Minggu, 27 Maret 2016

ZAMAN YUNANI KUNO HINGGA AWAL ABAD XX

Hakikat filsafat adalah upaya mencari kebijaksanaan yang mampu mencerahi pengalaman manusia, agar bisa menempatkan diri dan memainkan perannya secara tepat di dalam seluruh kompleksitas pengalaman. Salah satu permasalahan yang menonjol dibidang filsafat, minimal pada zaman Yunani Kuno (kalau tidak mau menyebutnya sebagai masalah yang tetap relevan sampai saat ini) adalah upaya memahami kenyataan yang ditandai oleh dualitas dari yang satu dan yang banyak. Sementara di zaman Yunani Kuno, peran filsafat memonopoli pemahaman mengenai pengetahuan sejati, Abad Pertengahan menyajikan teologi sebagai rival utama filsafat. Bahkan ciri khas abad pertengahan ialah bahwa hampir semua filsuf pada dasarnya adalah teolog. Secara singkat upaya mencari kesatuan dari gejala kepelbagaian, menemukan jawabnya didalam Allah yang diimani sebagai asal dan tujuan dari segala-galanya.

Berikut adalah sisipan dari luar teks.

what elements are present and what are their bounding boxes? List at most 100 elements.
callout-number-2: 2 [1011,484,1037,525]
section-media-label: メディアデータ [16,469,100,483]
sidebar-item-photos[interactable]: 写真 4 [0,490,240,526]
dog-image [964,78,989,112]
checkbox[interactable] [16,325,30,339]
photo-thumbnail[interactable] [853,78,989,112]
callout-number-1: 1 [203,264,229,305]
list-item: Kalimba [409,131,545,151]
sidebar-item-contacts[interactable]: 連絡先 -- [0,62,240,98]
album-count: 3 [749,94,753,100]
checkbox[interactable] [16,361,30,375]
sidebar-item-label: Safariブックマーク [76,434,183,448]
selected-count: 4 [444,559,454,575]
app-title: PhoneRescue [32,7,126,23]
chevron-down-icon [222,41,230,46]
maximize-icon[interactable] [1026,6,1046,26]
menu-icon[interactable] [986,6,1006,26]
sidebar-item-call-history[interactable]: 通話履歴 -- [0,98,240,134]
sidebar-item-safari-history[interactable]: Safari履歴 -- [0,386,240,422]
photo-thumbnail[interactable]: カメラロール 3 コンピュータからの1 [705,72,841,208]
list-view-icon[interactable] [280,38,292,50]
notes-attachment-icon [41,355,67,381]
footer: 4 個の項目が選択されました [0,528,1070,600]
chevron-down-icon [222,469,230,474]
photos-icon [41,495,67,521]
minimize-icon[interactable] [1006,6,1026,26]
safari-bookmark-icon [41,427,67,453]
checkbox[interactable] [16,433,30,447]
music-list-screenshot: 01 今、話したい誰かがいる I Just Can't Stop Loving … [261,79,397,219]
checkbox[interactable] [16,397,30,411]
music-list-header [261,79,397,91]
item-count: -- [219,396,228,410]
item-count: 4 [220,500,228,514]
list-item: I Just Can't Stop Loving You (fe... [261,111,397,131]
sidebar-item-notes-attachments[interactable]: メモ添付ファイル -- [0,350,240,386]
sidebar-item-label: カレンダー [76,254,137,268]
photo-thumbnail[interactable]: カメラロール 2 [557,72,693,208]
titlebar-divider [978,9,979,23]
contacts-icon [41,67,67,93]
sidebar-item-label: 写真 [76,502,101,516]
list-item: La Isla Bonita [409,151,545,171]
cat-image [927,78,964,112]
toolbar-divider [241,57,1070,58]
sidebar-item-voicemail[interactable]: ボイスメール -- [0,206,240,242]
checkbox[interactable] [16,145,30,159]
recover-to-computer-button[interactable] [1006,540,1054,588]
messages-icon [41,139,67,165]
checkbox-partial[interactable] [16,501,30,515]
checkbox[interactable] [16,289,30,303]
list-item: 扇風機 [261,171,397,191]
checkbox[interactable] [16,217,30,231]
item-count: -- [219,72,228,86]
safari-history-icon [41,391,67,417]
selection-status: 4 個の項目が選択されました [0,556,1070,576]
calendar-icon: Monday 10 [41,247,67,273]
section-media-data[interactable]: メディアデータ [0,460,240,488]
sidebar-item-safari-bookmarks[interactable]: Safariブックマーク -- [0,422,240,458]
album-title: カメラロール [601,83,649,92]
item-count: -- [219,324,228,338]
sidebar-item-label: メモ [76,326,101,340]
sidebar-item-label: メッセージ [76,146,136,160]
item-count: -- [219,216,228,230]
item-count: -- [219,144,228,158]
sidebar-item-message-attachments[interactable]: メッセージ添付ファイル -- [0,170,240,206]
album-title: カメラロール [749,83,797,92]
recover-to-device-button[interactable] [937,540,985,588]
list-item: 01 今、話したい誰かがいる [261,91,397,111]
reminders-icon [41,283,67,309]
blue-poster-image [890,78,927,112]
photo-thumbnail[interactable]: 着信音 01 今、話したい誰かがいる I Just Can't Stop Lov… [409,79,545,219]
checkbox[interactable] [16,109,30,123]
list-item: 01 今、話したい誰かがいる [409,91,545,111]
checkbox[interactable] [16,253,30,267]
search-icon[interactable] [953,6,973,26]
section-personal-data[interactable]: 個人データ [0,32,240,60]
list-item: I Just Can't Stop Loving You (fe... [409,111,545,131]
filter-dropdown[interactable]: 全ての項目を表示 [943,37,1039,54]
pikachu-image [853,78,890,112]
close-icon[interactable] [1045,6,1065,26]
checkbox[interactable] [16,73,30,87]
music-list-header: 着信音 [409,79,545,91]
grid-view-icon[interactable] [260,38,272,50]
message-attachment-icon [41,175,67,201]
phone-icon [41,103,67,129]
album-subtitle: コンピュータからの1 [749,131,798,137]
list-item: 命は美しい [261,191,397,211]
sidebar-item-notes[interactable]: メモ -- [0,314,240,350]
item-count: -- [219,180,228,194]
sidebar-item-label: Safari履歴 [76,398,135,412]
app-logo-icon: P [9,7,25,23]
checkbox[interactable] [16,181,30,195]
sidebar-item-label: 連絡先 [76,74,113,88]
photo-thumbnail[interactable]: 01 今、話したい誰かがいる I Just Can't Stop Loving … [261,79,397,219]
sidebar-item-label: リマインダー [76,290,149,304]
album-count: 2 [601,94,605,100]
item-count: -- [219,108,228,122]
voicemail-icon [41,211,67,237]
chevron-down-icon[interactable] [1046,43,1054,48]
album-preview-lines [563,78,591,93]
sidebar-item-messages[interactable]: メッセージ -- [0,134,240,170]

Perkembangan ilmu sains pada abad XIV merupakan pemicu bergesernya pusat perhatian manusia di dalam upayanya untuk menyatukan pemahamannya mengenai kenyataan. Di pusat kesadaran akan pentingnya ilmu, adalah keyakinan yang kental akan kemampuan akal budi untuk menembus misteri alam dan mengatur kehidupan demi masa depan yang lebih baik. Perkembangan ini dipacu lebih cepat lagi dengan zaman Akal Budi (The Age of Reason) yang ditandai oleh gerakan Englightenment/Pencerahan pada abad XVIII. Semangat umum Enlightenment adalah rasionalistis.
Dari pembahasan sepintas mengenai sejarah perkembangan filsafat di atas, kiranya ada beberapa hal yang bisa diambil untuk dijadikan alat mengindetifikasi peran filsafat pada umumnya, serta kedudukannya di antara ilmu-ilmu kontemporer. Filsafat sebenarnya mempunyai arena seluruh pengalaman dan segala hal yang ada. Hanya saja focus perhatian tentu saja akan berbeda-beda sesuai dengan minat yang diberikan oleh filsuf yang mempraktekannya. Luasnya kemungkinan itu bisa ditunjukkan oleh variasi interpretasi terhadap pengertian filsafat.


Didalam kaitannya dengan ilmu-ilmu kontemporer, filsafat sebaiknya memperlakukan mereka sebagai bagian dari pengalaman yang perlu dievaluasi secara kritis. Dengan demikian filsafat tidak meninggalkan hakikat panggilan mereka didalam mencari kebijaksanaan hidup. Kebijaksanaan hanya bisa tercapai bila orang memiliki sikap kritis di dalam menilai pengalamannya, serta bersifat kreatif untuk menciptakan alternative-alternatif di dalam menghadapi jalan-jalan buntu maupun mencari yang lebih baik dari yang sudah ada. Dengan begitu, filsafat sebagai kritik terhadap pengalaman, termasuk ilmu-ilmu, dan sebagai upaya membentuk visi yang koheren, logis dan tepat-guna, tidak dapat dipisahkan satu dari yang lainnya.